Real estate matters! Ministry of Finance and the Big Four Banks issue important announcements

10/12 2024 389

Written by: Leju Finance Wang Min

Just now, the Ministry of Finance issued an important announcement regarding real estate, local debt, key groups, etc. At 10 am on October 12, the State Council Information Office held a press conference, with the head of the Ministry of Finance attending to introduce the relevant situation. Lan Fuan, Minister of Finance, stated at the press conference that the Ministry of Finance will leverage local government tools to support and promote the stabilization of the real estate market. Additionally, Liao Min, Deputy Minister of Finance, announced that the next step will involve actively studying and introducing measures conducive to the stable development of the real estate industry, with three main considerations: Firstly, special bonds will be allowed to be used for land reserves, primarily considering the current abundance of idle and undeveloped land. This will support local governments in using special bonds to reclaim eligible idle land reserves, reducing idle land and enhancing land supply regulation capabilities.

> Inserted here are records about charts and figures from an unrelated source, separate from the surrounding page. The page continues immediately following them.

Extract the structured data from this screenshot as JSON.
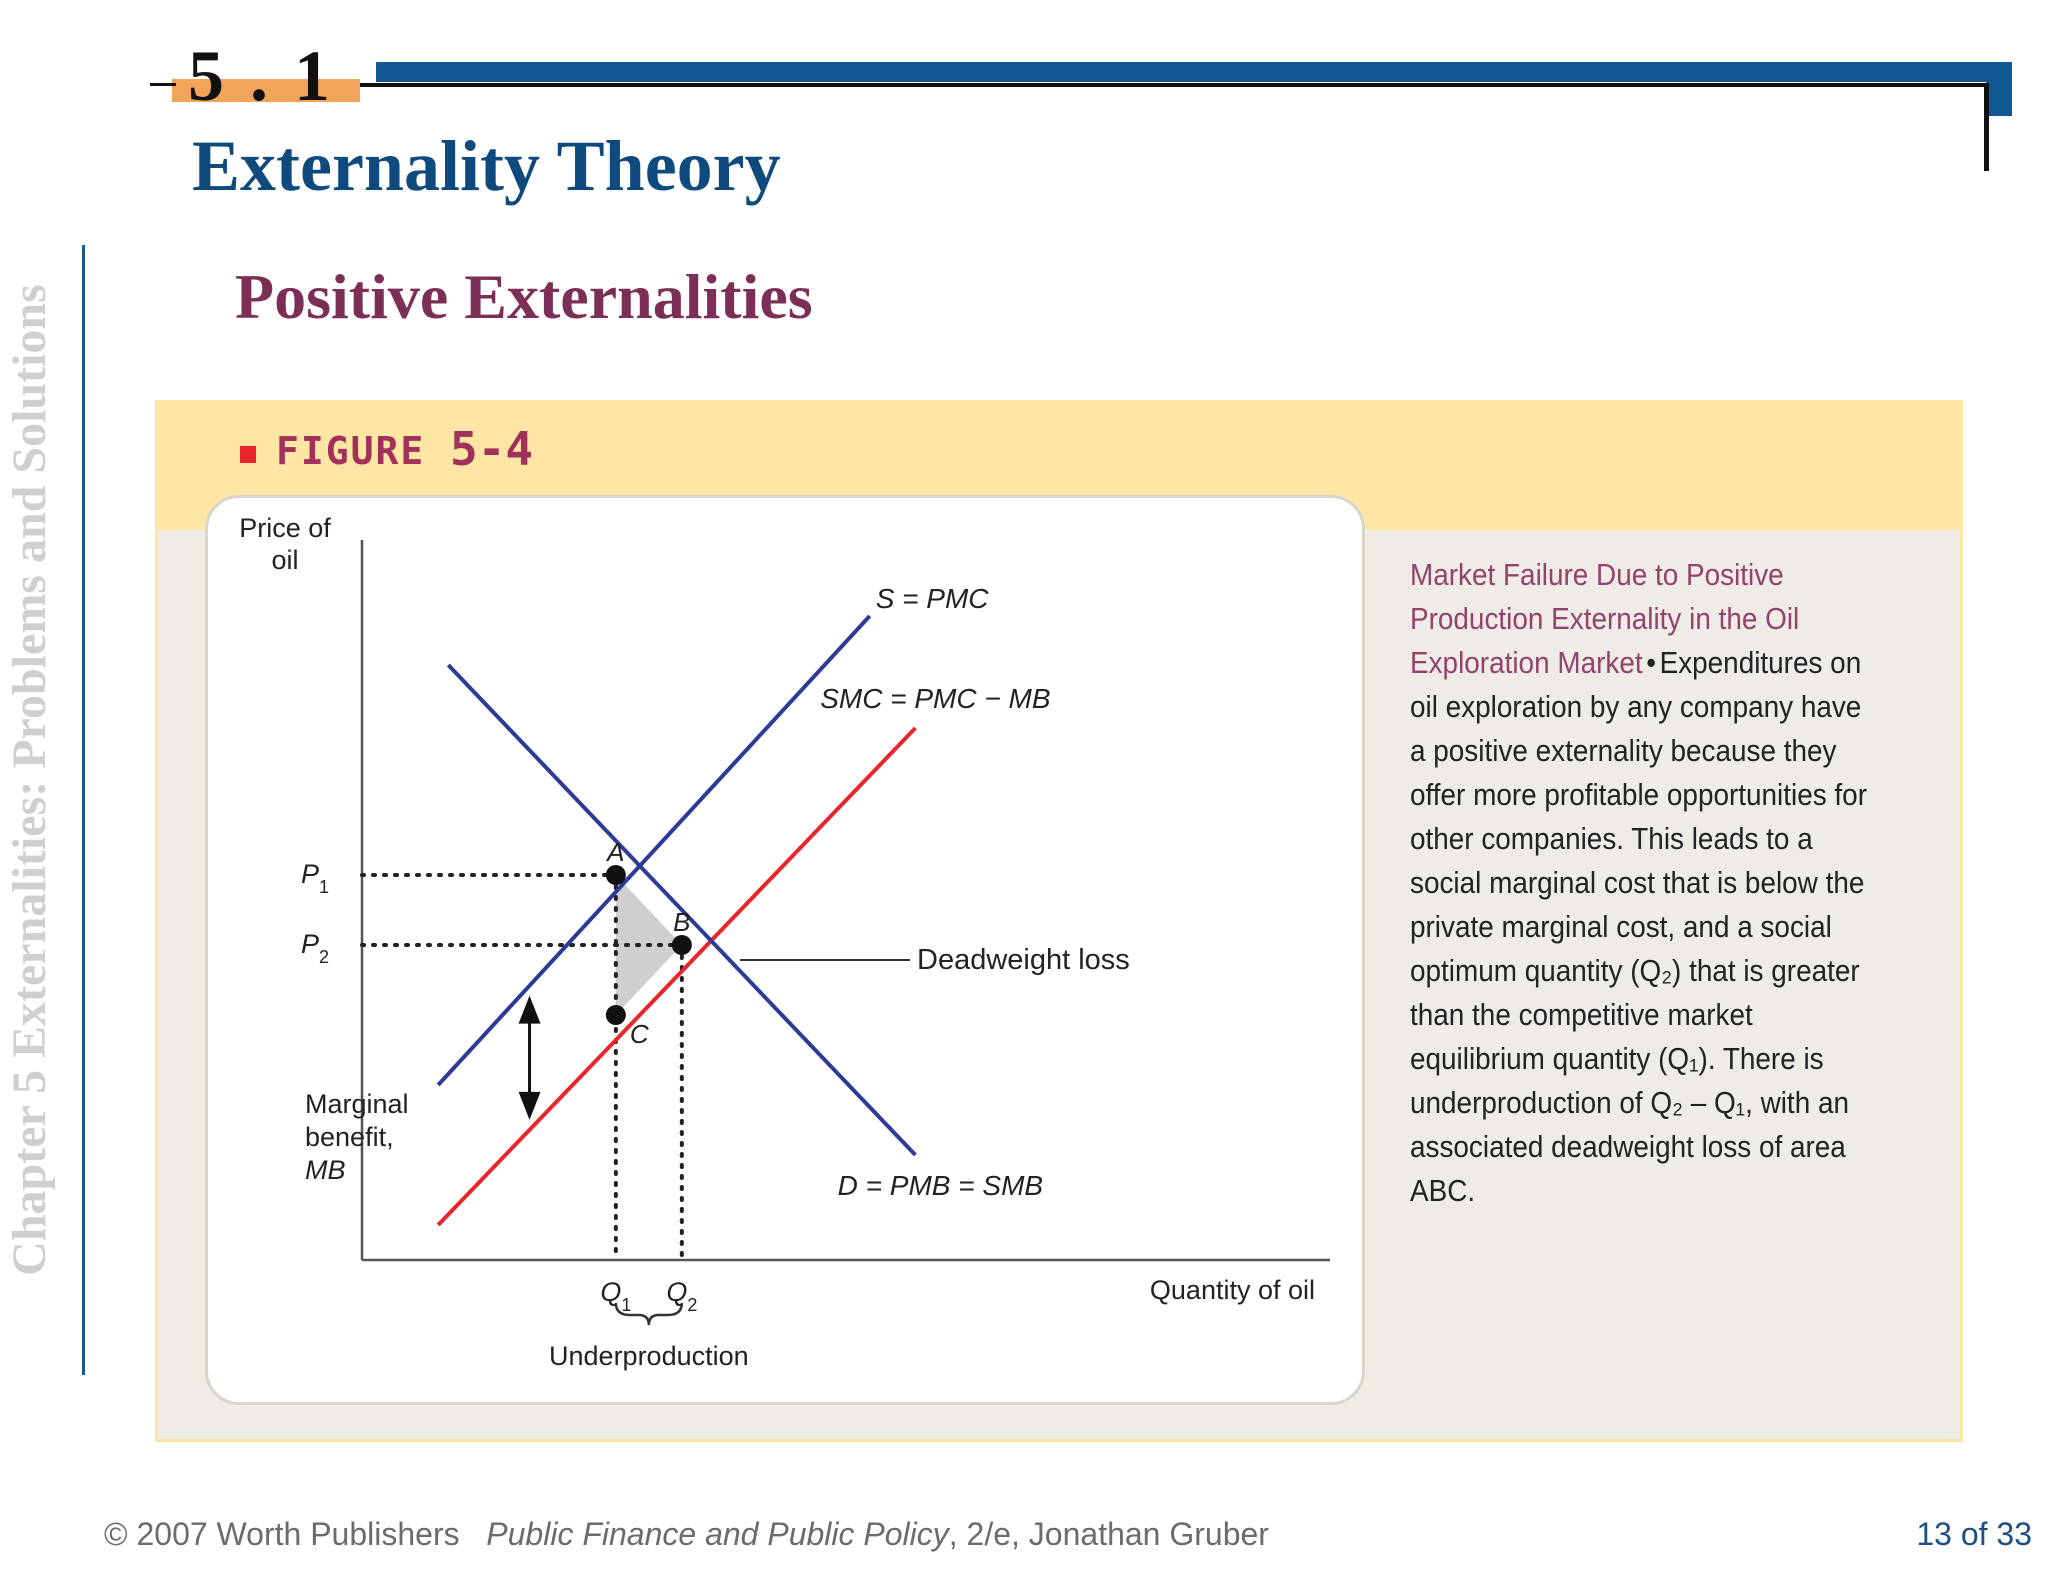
{
  "sidebar": {
    "text": "Chapter 5  Externalities: Problems and Solutions"
  },
  "header": {
    "section_number": "5 . 1",
    "title": "Externality Theory"
  },
  "subtitle": "Positive Externalities",
  "figure": {
    "label_word": "FIGURE",
    "label_number": "5-4"
  },
  "chart_data": {
    "type": "line",
    "title": "",
    "xlabel": "Quantity of oil",
    "ylabel": "Price of oil",
    "ylabel_lines": [
      "Price of",
      "oil"
    ],
    "x_ticks": [
      {
        "main": "Q",
        "sub": "1"
      },
      {
        "main": "Q",
        "sub": "2"
      }
    ],
    "y_ticks": [
      {
        "main": "P",
        "sub": "1"
      },
      {
        "main": "P",
        "sub": "2"
      }
    ],
    "series": [
      {
        "name": "S = PMC",
        "color": "#2d3a96",
        "points": [
          [
            0.15,
            0.25
          ],
          [
            1.0,
            0.92
          ]
        ]
      },
      {
        "name": "SMC  =  PMC  −  MB",
        "color": "#e8262b",
        "points": [
          [
            0.15,
            0.05
          ],
          [
            1.09,
            0.76
          ]
        ]
      },
      {
        "name": "D = PMB  =  SMB",
        "color": "#2d3a96",
        "points": [
          [
            0.17,
            0.85
          ],
          [
            1.09,
            0.15
          ]
        ]
      }
    ],
    "points": [
      {
        "label": "A",
        "x": 0.5,
        "y": 0.55
      },
      {
        "label": "B",
        "x": 0.63,
        "y": 0.45
      },
      {
        "label": "C",
        "x": 0.5,
        "y": 0.35
      }
    ],
    "annotations": {
      "deadweight_loss": "Deadweight loss",
      "marginal_benefit": [
        "Marginal",
        "benefit,",
        "MB"
      ],
      "underproduction": "Underproduction"
    },
    "xlim": [
      0,
      1.3
    ],
    "ylim": [
      0,
      1
    ]
  },
  "caption": {
    "title": "Market Failure Due to Positive Production Externality in the Oil Exploration Market",
    "separator": "•",
    "body": "Expenditures on oil exploration by any company have a positive externality because they offer more profitable opportunities for other companies. This leads to a social marginal cost that is below the private marginal cost, and a social optimum quantity (Q₂) that is greater than the competitive market equilibrium quantity (Q₁). There is underproduction of Q₂ – Q₁, with an associated deadweight loss of area ABC."
  },
  "footer": {
    "copyright": "© 2007 Worth Publishers",
    "book_title": "Public Finance and Public Policy",
    "edition": ", 2/e, Jonathan Gruber",
    "page": "13 of 33"
  }
}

Secondly, the acquisition of existing housing stock will be supported to increase the supply of affordable housing. Given the large number of completed but unsold homes, special bonds will be used to acquire existing commercial housing, and continued use of affordable housing project subsidy funds will be optimized and adjusted to appropriately reduce new construction scale and support local governments in acquiring more through the digestion of existing housing stock. Thirdly, relevant tax policies will be promptly optimized and improved, and efforts are being made to clarify and abolish the VAT policy linking the standards for ordinary and non-ordinary residential properties. On the same day, there was also good news as existing personal mortgage interest rates will be adjusted in batches without the need for application. This morning, various banks, including Industrial and Commercial Bank of China, Agricultural Bank of China, Bank of China, and China Construction Bank, successively announced that starting from October 25, they will make batch adjustments to existing personal mortgage interest rates.

Except for loans in Beijing, Shanghai, Shenzhen, and other areas that are second-home loans, all other eligible mortgage interest rates will be adjusted to the Loan Prime Rate (LPR) minus 30BP. Simultaneously, multiple banks have clarified that adjustments to existing mortgage interest rates will be made in batches by the banks themselves, without the need for customer applications. According to estimates, this adjustment to existing mortgage interest rates is expected to benefit 50 million households and 150 million people, reducing household interest expenses by approximately 150 billion yuan annually on average. Banks have also stated that this adjustment to existing mortgage interest rates applies only to commercial personal housing loans and does not cover commercial properties, including mixed-use and commercial properties.

Zeng Gang, Director and Chief Expert of the Shanghai Finance and Development Laboratory, stated that the reduction in existing mortgage interest rates has direct and indirect impacts on individuals, the real estate market, and banks. For individuals, the direct impact is a reduction in personal interest burdens, while indirectly, it may increase disposable income and stimulate consumption. For the real estate market, it may directly or indirectly affect the demand for mortgage loans, contributing to the stable operation of the market.

From the bank's perspective, interest rate spreads may narrow further in the short term, but this may not necessarily be a bad thing in the long run. If interest rate reductions can drive an increase in mortgage loan volumes, it can compensate for lower interest rates with increased volume. After all, mortgage loans remain a scarce high-quality asset for banks. Yan Yuejin, Deputy Director of the E-House China R&D Institute, also stated that reducing existing mortgage interest rates is more effective than reducing mortgage interest rates in the new home purchase sector, especially given the recent actions of the Big Four commercial banks, which have a positive effect on boosting market sentiment.